Producing cheaper is a tempting option, but still, all farmers have some fixed costs that must be covered one way or another, and if you don’t invest in the fields at all, the yield may be so small that you end up in the red or do a disservice to your most valuable asset, the soil, which negative results you feel for years afterward.

That’s why I’m currently investing, for example, in growing cover crops, which could bring lower costs for fertilizer and make the soils more drought-resistant. Unfortunately, this is a long process, the results of which I’ll see only years later.

Many would ask in response, but don’t you receive subsidies?! True, agricultural subsidies gradually increased until 2022; in 2023, a new period of subsidies began, and restructuring and new measures brought about a 30% decrease in support for producers, so we went back to the level of 2019. The aim of subsidies is to keep grain prices at a reasonable level so that as many people as possible have access to food. Today, it can indeed be said that subsidies (lack of market panic) have kept grain prices lower, but we don’t see this reasonable price in the store. Only farmers feel the “reasonable” price, whose profit margin is now nonexistent or even negative.

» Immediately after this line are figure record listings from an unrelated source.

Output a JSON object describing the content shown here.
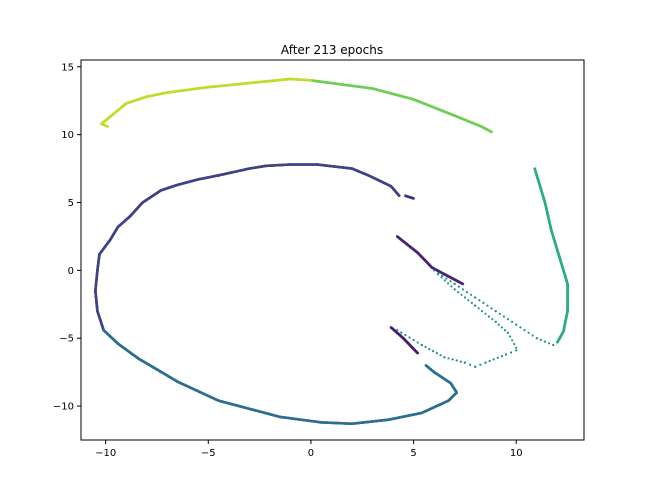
{
  "chart_data": {
    "type": "scatter",
    "title": "After 213 epochs",
    "xlabel": "",
    "ylabel": "",
    "xlim": [
      -11.2,
      13.3
    ],
    "ylim": [
      -12.5,
      15.5
    ],
    "xticks": [
      -10,
      -5,
      0,
      5,
      10
    ],
    "yticks": [
      -10,
      -5,
      0,
      5,
      10,
      15
    ],
    "colormap": "viridis",
    "grid": false,
    "segments": [
      {
        "t": 0.08,
        "dense": true,
        "points": [
          [
            3.9,
            -4.2
          ],
          [
            4.5,
            -5.0
          ],
          [
            5.2,
            -6.1
          ]
        ]
      },
      {
        "t": 0.1,
        "dense": true,
        "points": [
          [
            4.2,
            2.5
          ],
          [
            5.2,
            1.3
          ],
          [
            5.9,
            0.2
          ],
          [
            7.4,
            -1.0
          ]
        ]
      },
      {
        "t": 0.13,
        "dense": true,
        "points": [
          [
            5.0,
            5.3
          ],
          [
            4.6,
            5.5
          ]
        ]
      },
      {
        "t": 0.2,
        "dense": true,
        "points": [
          [
            4.3,
            5.5
          ],
          [
            3.9,
            6.2
          ],
          [
            2.8,
            7.0
          ],
          [
            2.0,
            7.5
          ],
          [
            0.3,
            7.8
          ],
          [
            -1.0,
            7.8
          ],
          [
            -2.2,
            7.7
          ],
          [
            -3.0,
            7.5
          ],
          [
            -4.5,
            7.0
          ],
          [
            -5.5,
            6.7
          ],
          [
            -6.5,
            6.3
          ],
          [
            -7.3,
            5.9
          ],
          [
            -7.7,
            5.5
          ],
          [
            -8.2,
            5.0
          ],
          [
            -8.8,
            4.0
          ],
          [
            -9.4,
            3.2
          ],
          [
            -9.8,
            2.2
          ],
          [
            -10.3,
            1.2
          ],
          [
            -10.4,
            0.0
          ],
          [
            -10.5,
            -1.5
          ],
          [
            -10.4,
            -3.0
          ],
          [
            -10.1,
            -4.4
          ]
        ]
      },
      {
        "t": 0.36,
        "dense": true,
        "points": [
          [
            -10.1,
            -4.4
          ],
          [
            -9.4,
            -5.4
          ],
          [
            -8.4,
            -6.5
          ],
          [
            -7.5,
            -7.3
          ],
          [
            -6.5,
            -8.2
          ],
          [
            -5.5,
            -8.9
          ],
          [
            -4.5,
            -9.6
          ],
          [
            -3.0,
            -10.2
          ],
          [
            -1.5,
            -10.8
          ],
          [
            0.5,
            -11.2
          ],
          [
            2.0,
            -11.3
          ],
          [
            3.8,
            -11.0
          ],
          [
            5.4,
            -10.5
          ],
          [
            6.7,
            -9.6
          ],
          [
            7.1,
            -9.0
          ],
          [
            6.8,
            -8.3
          ],
          [
            6.0,
            -7.5
          ],
          [
            5.6,
            -7.0
          ]
        ]
      },
      {
        "t": 0.48,
        "dense": false,
        "points": [
          [
            4.2,
            -4.4
          ],
          [
            5.4,
            -5.5
          ],
          [
            6.5,
            -6.4
          ],
          [
            7.5,
            -6.8
          ],
          [
            8.0,
            -7.1
          ],
          [
            8.5,
            -6.8
          ],
          [
            9.5,
            -6.2
          ],
          [
            10.0,
            -5.9
          ]
        ]
      },
      {
        "t": 0.5,
        "dense": false,
        "points": [
          [
            6.0,
            0.0
          ],
          [
            7.0,
            -1.0
          ],
          [
            8.0,
            -2.0
          ],
          [
            9.0,
            -3.0
          ],
          [
            10.0,
            -4.0
          ],
          [
            11.0,
            -5.0
          ],
          [
            11.8,
            -5.5
          ]
        ]
      },
      {
        "t": 0.52,
        "dense": false,
        "points": [
          [
            6.2,
            -0.3
          ],
          [
            7.0,
            -1.4
          ],
          [
            8.0,
            -2.6
          ],
          [
            9.0,
            -3.8
          ],
          [
            9.6,
            -4.6
          ],
          [
            10.0,
            -5.7
          ]
        ]
      },
      {
        "t": 0.62,
        "dense": true,
        "points": [
          [
            12.0,
            -5.3
          ],
          [
            12.3,
            -4.5
          ],
          [
            12.5,
            -3.0
          ],
          [
            12.5,
            -1.0
          ],
          [
            12.1,
            1.0
          ],
          [
            11.7,
            3.0
          ],
          [
            11.4,
            5.0
          ],
          [
            10.9,
            7.5
          ]
        ]
      },
      {
        "t": 0.78,
        "dense": true,
        "points": [
          [
            8.8,
            10.2
          ],
          [
            8.3,
            10.6
          ],
          [
            7.0,
            11.4
          ],
          [
            6.0,
            12.0
          ],
          [
            5.0,
            12.6
          ],
          [
            4.0,
            13.0
          ],
          [
            3.0,
            13.4
          ],
          [
            2.0,
            13.6
          ],
          [
            1.0,
            13.8
          ],
          [
            0.0,
            14.0
          ]
        ]
      },
      {
        "t": 0.9,
        "dense": true,
        "points": [
          [
            0.0,
            14.0
          ],
          [
            -1.0,
            14.1
          ],
          [
            -3.0,
            13.8
          ],
          [
            -5.0,
            13.5
          ],
          [
            -7.0,
            13.1
          ],
          [
            -8.0,
            12.8
          ],
          [
            -9.0,
            12.3
          ],
          [
            -10.2,
            10.8
          ],
          [
            -9.9,
            10.6
          ]
        ]
      }
    ]
  }
}
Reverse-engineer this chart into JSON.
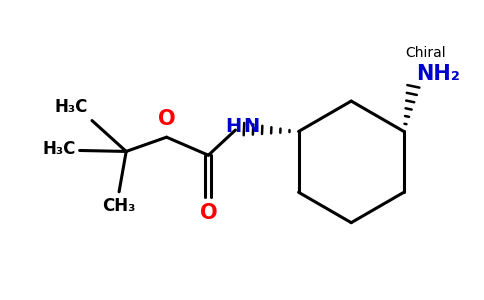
{
  "bg_color": "#ffffff",
  "line_color": "#000000",
  "blue": "#0000cc",
  "red": "#ff0000",
  "chiral_text": "Chiral",
  "nh2_text": "NH₂",
  "o_ether_text": "O",
  "o_carbonyl_text": "O",
  "h3c_top": "H₃C",
  "h3c_mid": "H₃C",
  "ch3_bot": "CH₃",
  "figsize": [
    4.84,
    3.0
  ],
  "dpi": 100
}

Am I complaining too much? I wouldn’t want to complain 😀 Rather, it could be a small insight for someone not familiar with agriculture to understand what’s happening in our sector and why colleagues in Europe are protesting. Recently, it was suggested that the Rural Development Foundation could offer long-term loans to alleviate the shortage of working capital, but I see it as extinguishing a bonfire with juice box – if low grain prices persist, negative production will continue. A good year may help us get back to the positive side, but it doesn’t solve the long-term problem of rising production costs.